The current regenerative medicine is leading to a new paradigm in medicine biotransferring heterologous concepts to the onset of autologous technologies that could lead to tissue regeneration in vivo. The new concept also includes studying and reproducing biological properties of ECM that regulates tissue differentiation in at least three ways: (i) the biochemical composition of the matrix constituents; (ii) the 3D-organization (architecture); and (iii) the mechanical forces mediated to the cells by the matrix. The in vivo ECM constitutes the biopolymer, which potentially plays a permissive role for tissue differentiation. The practical consequence of this research is the development of cell-free scaffolds capable of supporting activation and differentiation of host SCs on the site of injury.

The presence of the cell-free matrix and denuded tracheal segments stimulates the tracheal repair by attracting resident stem and non-stem epithelial cells to dedifferentiate, proliferate, expand over the denuned surface, and redifferentiate again [11]. By conjugating a collagen vitrigel membrane to a collagen sponge, Tada et al. [79] developed a bipotential collagen scaffold capable of promoting host epithelial cell growth and mesenchymal cell infiltration after transplantation to an animal model with tracheal defects. The new cell-free scaffold was successfully tested in rats and then in dogs. In the dog, the scaffold larynx implant was covered with soft tissue on day 18 post-surgery, followed by complete regeneration of the canine mucosa [80]. Recently, clinical trials showed good regeneration properties of this artificial scaffold for the repair of tracheal defects.

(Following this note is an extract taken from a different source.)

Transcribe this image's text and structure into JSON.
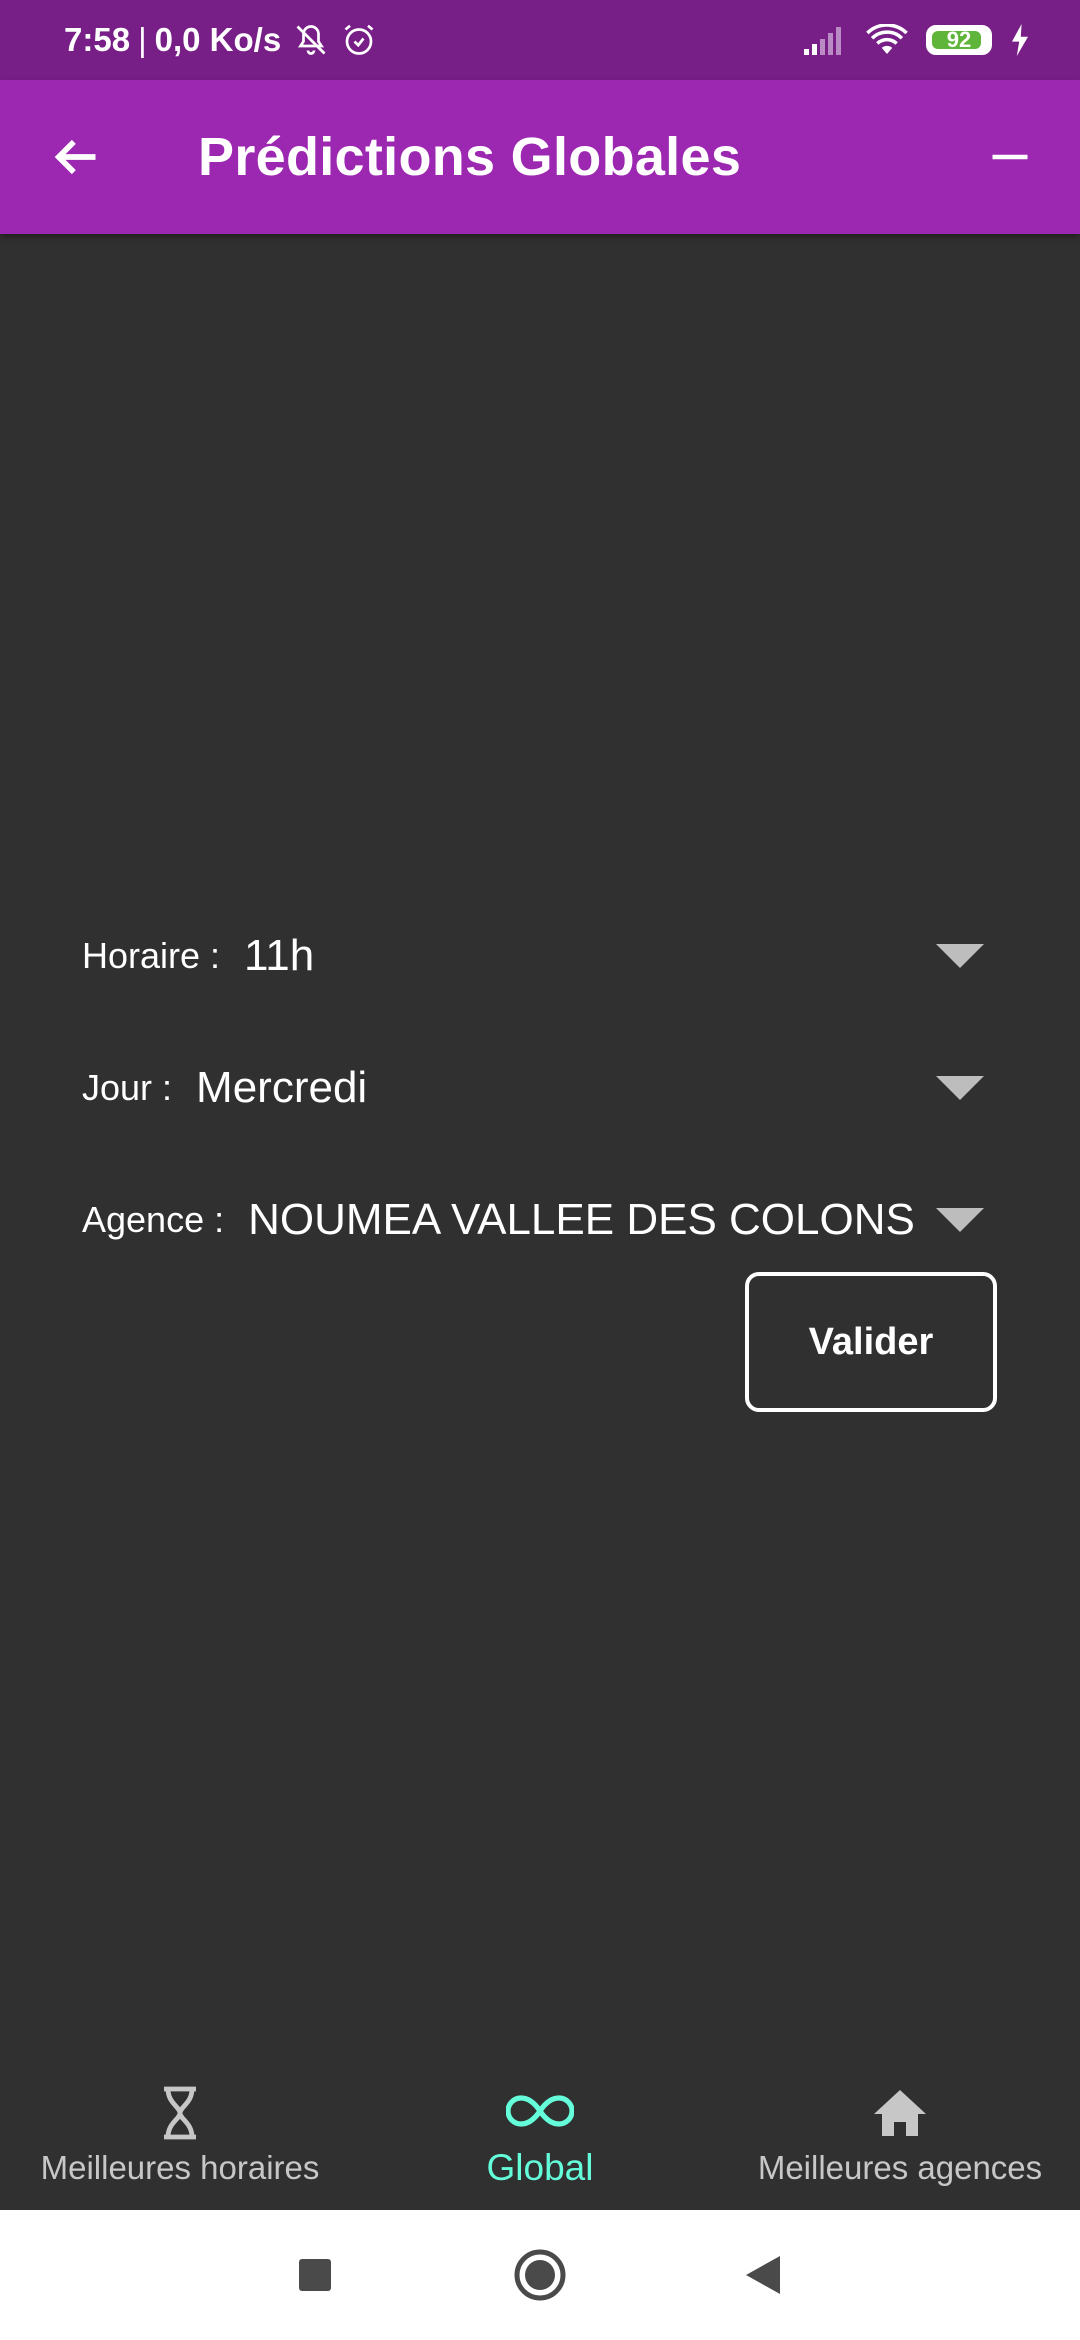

The tracheoplasty of four patients (three with thyroid cancer and one with subglottic stenosis) with resection of the trachea and subsequent suturation of the defects with a cell-free scaffold (Marlex mesh tube covered by collagen sponge) resulted in a well-epithelialized airway lumen without any obstruction two months post-surgery [81, 82].

The next step of the practical development of this new concept is the use of the human native site as a micro-niche in order to potentiate the human body's site-specific response by adding boosting, permissive, and recruitment impulses [83]. This technique is expected to be cost-and labor-effective since it assumes the avoidance of any in vitro cell replication, expansion, and differentiation. The new approach is a multi-step process that will include the development of strategies involving a sequential implementation (treatment) of factors required for rapid activation of endogenous SCs at the affected site, attraction of exogenous SCs from the host circulation system, control of the local release of inflammatory cytokines and hypoxia, cell differentiation toward the terminal stage, and ECM remodeling. This strategy requires a deep knowledge of molecular mechanisms, temporal-spatial signaling networks, and cell-cell interactions contributing to the tracheal repair, as well as a careful and strict real-time control of the regeneration process.

To stimulate the proliferation potential of local somatic and progenitor cells, the ectopic expression of pluripotency factors may be used. For example, Sox17 required for early endoderm formation is able to reinduce multipotent progenitor cell behavior in mature lung cells [84]. To promote further differentiation of stem/progenitor cells, it is necessary to down-regulate production of Sox2 (important for branching of airways) [85] and consider the application of tissue-specific growth factors such as EGF, FGF7, basic FGF [26, 86]. Erythropoietin could be used as a boosting factor due to its emerging role in the repair of both hematopoietic and non-hematopoietic tissues [87, 88].

A successful realization of the new concept would ultimately benefit achieving the end point of the developments in regenerative medicine, which considers organ regeneration rather than tissue repair.